Antibiotic Resistance

The problem: In 2017, nearly 11 million kilograms of antibiotics — including 5.6 million kilograms of medically important antibiotics — were sold in the U.S. for factory-farmed animals. Factory farms use antibiotics to make livestock grow faster and control the spread of disease in cramped and unhealthy living conditions. While antibiotics do kill some bacteria in animals, resistant bacteria can, and often do, survive and multiply, contaminating meat and animal products during slaughter and processing.

What it means for you: People can be exposed to antibiotic-resistant bacteria by handling or eating contaminated animal products, coming into contact with contaminated water or touching farm animals, which of course makes a farmworker’s job especially hazardous. Even if you don’t eat much meat or dairy, you’re vulnerable: Resistant pathogens can enter water streams through animal manure and contaminate irrigated produce.

Developments: The European Union has been much more aggressive than the U.S. in regulating antibiotic use on factory farms, banning the use of all antibiotics for growth promotion in 2006. But the U.S. is making some progress, too. Under new rules issued by the Food and Drug Administration (FDA), which went into effect in January 2017, antibiotics that are important for human medicine can no longer be used for growth promotion or feed efficiency in cows, pigs, chickens, turkeys and other animals raised for food.

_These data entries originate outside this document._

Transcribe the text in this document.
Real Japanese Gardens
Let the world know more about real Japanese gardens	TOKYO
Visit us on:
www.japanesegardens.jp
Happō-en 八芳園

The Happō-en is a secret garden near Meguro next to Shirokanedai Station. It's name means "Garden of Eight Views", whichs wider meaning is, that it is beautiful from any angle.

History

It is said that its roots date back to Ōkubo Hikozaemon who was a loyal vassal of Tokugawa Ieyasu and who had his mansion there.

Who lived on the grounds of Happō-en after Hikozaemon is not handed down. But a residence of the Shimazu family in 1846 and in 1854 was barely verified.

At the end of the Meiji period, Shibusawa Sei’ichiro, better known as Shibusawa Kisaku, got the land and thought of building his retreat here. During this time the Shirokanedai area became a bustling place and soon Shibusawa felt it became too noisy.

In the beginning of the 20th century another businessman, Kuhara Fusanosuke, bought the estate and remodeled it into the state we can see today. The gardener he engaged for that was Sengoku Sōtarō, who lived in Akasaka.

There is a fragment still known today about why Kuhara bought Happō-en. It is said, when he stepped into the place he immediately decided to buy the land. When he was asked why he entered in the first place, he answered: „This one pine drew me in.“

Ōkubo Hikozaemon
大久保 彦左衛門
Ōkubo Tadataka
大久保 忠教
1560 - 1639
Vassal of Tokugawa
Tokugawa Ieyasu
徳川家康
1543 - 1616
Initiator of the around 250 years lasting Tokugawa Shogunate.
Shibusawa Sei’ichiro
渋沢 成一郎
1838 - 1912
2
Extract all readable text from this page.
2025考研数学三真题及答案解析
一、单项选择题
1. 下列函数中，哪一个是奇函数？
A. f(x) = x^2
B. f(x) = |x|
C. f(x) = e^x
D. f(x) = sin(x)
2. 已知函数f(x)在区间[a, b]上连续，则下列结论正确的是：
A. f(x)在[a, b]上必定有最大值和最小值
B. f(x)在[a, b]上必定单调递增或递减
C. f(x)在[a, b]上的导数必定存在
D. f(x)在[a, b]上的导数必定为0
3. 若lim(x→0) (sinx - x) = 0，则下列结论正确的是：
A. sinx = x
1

Additionally, 95 percent of medically important antibiotics used in animal water and feed for therapeutic purposes were reclassified so they can no longer be purchased over the counter, and a veterinarian would have to sign off for their use in animals. As a result, domestic sales and distribution of medically important antimicrobials approved for use in factory farmed animals decreased by 43 percent from 2015 (the year of peak sales) through 2017, reports the FDA.

However, the agency still allows routine antibiotic use in factory farms for disease prevention in crowded and stressed animals, so these new rules aren’t nearly enough, says Matthew Wellington, antibiotics program director for the U.S. Public Interest Research Group Education Fund.

“The FDA should implement ambitious reduction targets for antibiotic use in the meat industry, and ensure that these medicines are used to treat sick animals or control a verified disease outbreak, not for routine disease prevention,” Wellington said in a statement, according to the Center for Infectious Disease Research and Policy.

National Resources Defense Council Senior Attorney Avinash Kar agrees. “Far more antibiotics important to humans still go to cows and pigs — usually when they’re not sick — than to people, putting the health of every single one of us in jeopardy.”

Water and Pollution

The problem: Livestock in this country produce between 3 and 20 times more waste than people in the U.S. produce, according to a 2005 report issued by the Environmental Protection Agency (EPA). That’s as much as 1.2-1.37 billion tons of manure a year. Some estimates are even higher.

Manure can contain “pathogens such as E. coli, growth hormones, antibiotics, chemicals used as additives to the manure or to clean equipment, animal blood, silage leachate from corn feed, or copper sulfate used in footbaths for cows,” according to a 2010 report by the National Association of Local Boards of Health. Though sewage treatment plants are required for human waste, no such treatment facility exists for livestock waste.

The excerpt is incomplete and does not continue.